Auslastung der Produktionskapazitäten verbesserte sich zuletzt
Laut aktuellem WIFO-Konjunkturtest für das zweite Quartal 2021 hat sich die Kapazitätsauslastung in der Konsumgüterindustrie verbessert. Zurückzuführen ist dies auf die gelockerten Maßnahmen zur Eindämmung der COVID-19-Pandemie. Der Auslastungsgrad bei der Produktion langlebiger Konsumgüter war zuletzt höher als vor der Coronakrise, während die Auslastung bei der Produktion kurzlebiger Konsumgüter unter dem langfristigen Durchschnitt lag.

Bau- und Materialkostenanstieg sollten sich kaum auf Endverbraucherpreise sowie Miet- und Immobilienpreise übertragen
Die österreichische Baubranche sah sich in den letzten Monaten aufgrund von Unterbrechungen internationaler Transportketten sowie angesichts Materialmangels steigendem Kostendruck ausgesetzt. Die Materialkostenanstiege im Baukostenindex erreichten zuletzt historische Höchstwerte (18,5 % im Mai 2021), wobei hierfür vor allem der Anstieg einiger Rohstoffpreise (z. B. Rohöl, Eisen und Stahl, Holz) verantwortlich war. Bis zuletzt hatten sich diese Preissteigerungen weder in den Baupreisen noch in den Erzeugerpreisen für Konsumgüter widergespiegelt, die ein wichtiger Indikator für Preisdruck aus den vorgelagerten Produktionsstufen auf die Verbraucherpreise sind. Es ist davon auszugehen, dass sich der derzeitige Kostenanstieg sowohl in den Verbraucherpreisen als auch in den Miet- und Immobilienpreisen auch zukünftig nur in geringem Ausmaß niederschlagen wird: Zum einen, da die internationalen Preise für Holz und Kupfer sowie die Terminnotierungen für Rohöl bereits rückläufig sind. Zum anderen, da die Preissetzung nicht nur von Materialkosten bestimmt wird, sondern auch von zahlreichen anderen Faktoren.

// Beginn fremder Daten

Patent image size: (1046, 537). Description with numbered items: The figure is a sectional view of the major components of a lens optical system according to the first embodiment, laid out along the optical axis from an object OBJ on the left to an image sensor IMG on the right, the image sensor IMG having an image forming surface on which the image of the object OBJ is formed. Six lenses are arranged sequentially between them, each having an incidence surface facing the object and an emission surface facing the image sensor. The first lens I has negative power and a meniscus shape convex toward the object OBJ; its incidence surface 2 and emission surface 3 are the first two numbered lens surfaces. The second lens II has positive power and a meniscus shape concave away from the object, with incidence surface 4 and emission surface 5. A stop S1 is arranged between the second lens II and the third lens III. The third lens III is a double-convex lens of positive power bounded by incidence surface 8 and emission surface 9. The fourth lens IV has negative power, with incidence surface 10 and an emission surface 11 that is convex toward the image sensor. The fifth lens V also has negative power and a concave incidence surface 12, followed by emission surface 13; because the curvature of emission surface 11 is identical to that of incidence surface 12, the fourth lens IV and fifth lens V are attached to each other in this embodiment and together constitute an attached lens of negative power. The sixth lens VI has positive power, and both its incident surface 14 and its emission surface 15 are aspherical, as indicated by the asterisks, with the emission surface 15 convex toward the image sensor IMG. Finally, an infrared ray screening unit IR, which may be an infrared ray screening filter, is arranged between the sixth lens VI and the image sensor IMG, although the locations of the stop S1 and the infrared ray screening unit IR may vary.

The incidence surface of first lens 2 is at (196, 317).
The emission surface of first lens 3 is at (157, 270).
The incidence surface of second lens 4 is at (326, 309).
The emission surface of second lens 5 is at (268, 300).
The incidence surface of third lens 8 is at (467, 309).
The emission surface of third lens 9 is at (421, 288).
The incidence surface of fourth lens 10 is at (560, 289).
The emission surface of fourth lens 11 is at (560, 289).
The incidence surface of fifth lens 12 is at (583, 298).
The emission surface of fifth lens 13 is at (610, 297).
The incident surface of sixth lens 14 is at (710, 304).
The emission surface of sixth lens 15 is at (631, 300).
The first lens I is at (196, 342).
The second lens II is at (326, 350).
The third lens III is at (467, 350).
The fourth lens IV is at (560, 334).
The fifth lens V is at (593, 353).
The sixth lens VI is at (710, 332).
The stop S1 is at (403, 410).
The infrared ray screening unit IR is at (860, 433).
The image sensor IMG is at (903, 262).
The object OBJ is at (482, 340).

„Inflation aktuell“ ist ein vierteljährlich erscheinender Bericht der Oesterreichischen Nationalbank zur Inflation in Österreich. Darin wird die Inflationsentwicklung der letzten Monate analysiert, die Inflationsprognose der OeNB vorgestellt sowie auf aktuelle Schwerpunktthemen eingegangen.